This post was originally featured on HIStalk.
…those who tell computers what to do, and those who’re told by computers what to do." - Marc Andreesen, Andreesen Horrowitz.
I have a lot of favorite VC quotes. This one is without a doubt the most profound.
Every modern EHR already supports task lists, messaging, push notifications, and alerts. Medical professionals — doctors, nurses, technicians, therapists, etc. — are logging into EHRs to see which patients they need to treat, where to go, and what to do. Most medical professionals spend hours looking to a computer to know what to do next. The computer guides them through their day.
The vast majority of medical professionals fall into the latter camp of Andreesen’s quote. This was true in the analog era, too. Schedules, sticky notes, and charts drove what and when medical professionals did things instead of computers.
Looked at under another light, doctors, especially surgeons, are revered for how many years they’ve been practicing and how many of a given procedure they’ve done. More broadly speaking, people who fall into the latter camp of Andreesen’s quote are people who repeat processes and steps for a living. I can’t find any statistics on this, but I don’t think it’s unreasonable to assert that 80 to 90 percent of the workforce performs an intrinsically repetitive job. Perhaps 10 to 20 percent are in management and creative functions.
The quote also implies that clinical informatics will become the single most important medical discipline. Clinical informatics is also the newest medical discipline. In fact, it’s so new that no one is even officially certified in it yet. The first tests are this October. It’s an awfully bold claim to suggest that a not-widely understood, not-yet-available, what-will-be niche discipline will be the most "important." Let’s consider why that might be the case, though:
- The clinical informaticists who select, customize, integrate, and roll out large-scale, intertwined health IT systems are making thousands of decisions on behalf of their users. Their decisions will help or hinder every employee’s actions and behaviors all day, every day. When companies, organizations, or systems fail, it’s because the managers failed, not the soldiers.
- Building on top of the first argument above, medicine has traditionally been an individualistic practice. There weren’t “doctor managers”. Medical department heads don’t “manage” their “subordinate” doctors in the same way that white collar managers manage their employees. Clinical informaticists are analogous to traditional managers.
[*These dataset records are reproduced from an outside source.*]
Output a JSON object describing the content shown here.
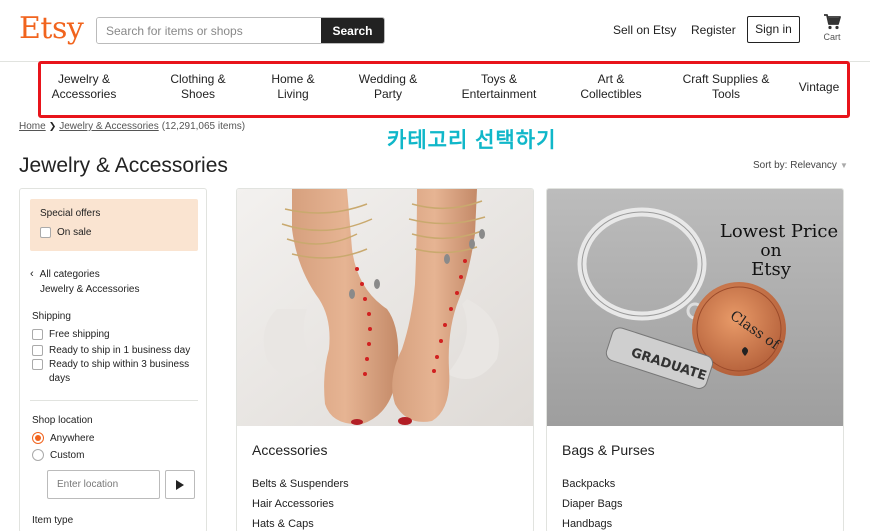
{
  "header": {
    "logo": "Etsy",
    "search_placeholder": "Search for items or shops",
    "search_button": "Search",
    "sell_link": "Sell on Etsy",
    "register_link": "Register",
    "signin_button": "Sign in",
    "cart_label": "Cart"
  },
  "nav": {
    "items": [
      {
        "line1": "Jewelry &",
        "line2": "Accessories"
      },
      {
        "line1": "Clothing &",
        "line2": "Shoes"
      },
      {
        "line1": "Home &",
        "line2": "Living"
      },
      {
        "line1": "Wedding &",
        "line2": "Party"
      },
      {
        "line1": "Toys &",
        "line2": "Entertainment"
      },
      {
        "line1": "Art &",
        "line2": "Collectibles"
      },
      {
        "line1": "Craft Supplies &",
        "line2": "Tools"
      },
      {
        "line1": "Vintage",
        "line2": ""
      }
    ],
    "highlight_color": "#e8141b"
  },
  "breadcrumb": {
    "home": "Home",
    "current": "Jewelry & Accessories",
    "count": "(12,291,065 items)"
  },
  "annotation": "카테고리 선택하기",
  "page_title": "Jewelry & Accessories",
  "sort": {
    "label": "Sort by: Relevancy"
  },
  "sidebar": {
    "special_offers": {
      "title": "Special offers",
      "on_sale": "On sale"
    },
    "all_categories": "All categories",
    "current_category": "Jewelry & Accessories",
    "shipping": {
      "title": "Shipping",
      "options": [
        "Free shipping",
        "Ready to ship in 1 business day",
        "Ready to ship within 3 business",
        "days"
      ]
    },
    "shop_location": {
      "title": "Shop location",
      "options": [
        "Anywhere",
        "Custom"
      ],
      "selected": "Anywhere",
      "input_placeholder": "Enter location"
    },
    "item_type": "Item type"
  },
  "cards": [
    {
      "title": "Accessories",
      "links": [
        "Belts & Suspenders",
        "Hair Accessories",
        "Hats & Caps"
      ]
    },
    {
      "title": "Bags & Purses",
      "links": [
        "Backpacks",
        "Diaper Bags",
        "Handbags"
      ],
      "image_text": {
        "line1": "Lowest Price",
        "line2": "on",
        "line3": "Etsy",
        "charm1": "GRADUATE",
        "charm2": "Class of"
      }
    }
  ],
  "colors": {
    "brand": "#f1641e",
    "annotation": "#10b7c9",
    "offers_bg": "#fae4d1"
  }
}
- Computers aren’t going away. You will use a computer every day until you die. Computers may change forms and shapes, but we will continue to integrate computers into every aspect of our lives, businesses, and medical processes.
- No one user understands the entirety of all of the interrelations between all of the users or systems. To the contrary, most users barely understand most aspects of the parts of system that they’re supposed to know. Every person’s actions affect others directly and indirectly. Mistakes and bad data may flow through two or three people before someone feels the effect further down the line. The design of the interactions between people are extremely important. By definition, good design makes it hard to make mistakes. In medicine, where mistakes can be extremely expensive and deadly, system and organizational designers have the most important job.
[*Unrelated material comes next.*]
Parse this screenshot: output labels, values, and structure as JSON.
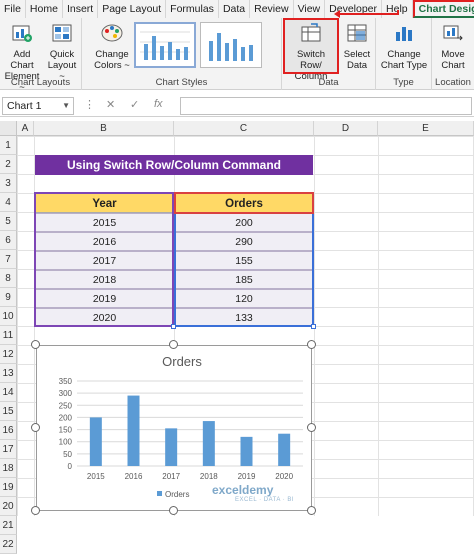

Clinical informatics is a growing segment of medicine. I know half a dozen physicians that are eagerly waiting to test in October to become certified. It’s exciting to see the AMA and the federal government recognize the tremendous value these folks bring to the table.
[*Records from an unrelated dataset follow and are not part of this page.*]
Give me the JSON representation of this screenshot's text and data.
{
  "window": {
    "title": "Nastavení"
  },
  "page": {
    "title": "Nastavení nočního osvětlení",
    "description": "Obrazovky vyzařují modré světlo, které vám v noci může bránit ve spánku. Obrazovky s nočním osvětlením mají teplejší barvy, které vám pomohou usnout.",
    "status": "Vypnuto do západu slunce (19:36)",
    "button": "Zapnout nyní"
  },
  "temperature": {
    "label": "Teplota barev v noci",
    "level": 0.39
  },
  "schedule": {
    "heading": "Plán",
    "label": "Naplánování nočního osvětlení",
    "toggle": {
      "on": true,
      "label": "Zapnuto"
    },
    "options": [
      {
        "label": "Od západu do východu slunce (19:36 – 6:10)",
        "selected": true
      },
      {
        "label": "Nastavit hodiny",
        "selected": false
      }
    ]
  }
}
As a former EHR designer, the only problem I have with the scope of the current clinical informatics discipline is that the discipline doesn’t incorporate formal education or training regarding UI design, data visualization, or human computer interaction elements. Clinical informaticists are already designing macro systems and processes. They should be taught and be responsible for designing the micro interactions as well. The macro and micro designs are too related to be disintermediated. Don’t leave design to the programmers. They’ve been designing clinical screens for 30 years and we know how that turned out.
Thank you to all of the clinical informaticists out there who are pioneering the discipline. I must also extend a special thank you to the incredible CIOs and CMIOs of the AMDIS listserv. I’ve learned more about informatics by reading that list serve than anyone could ever learn from reading a book about informatics.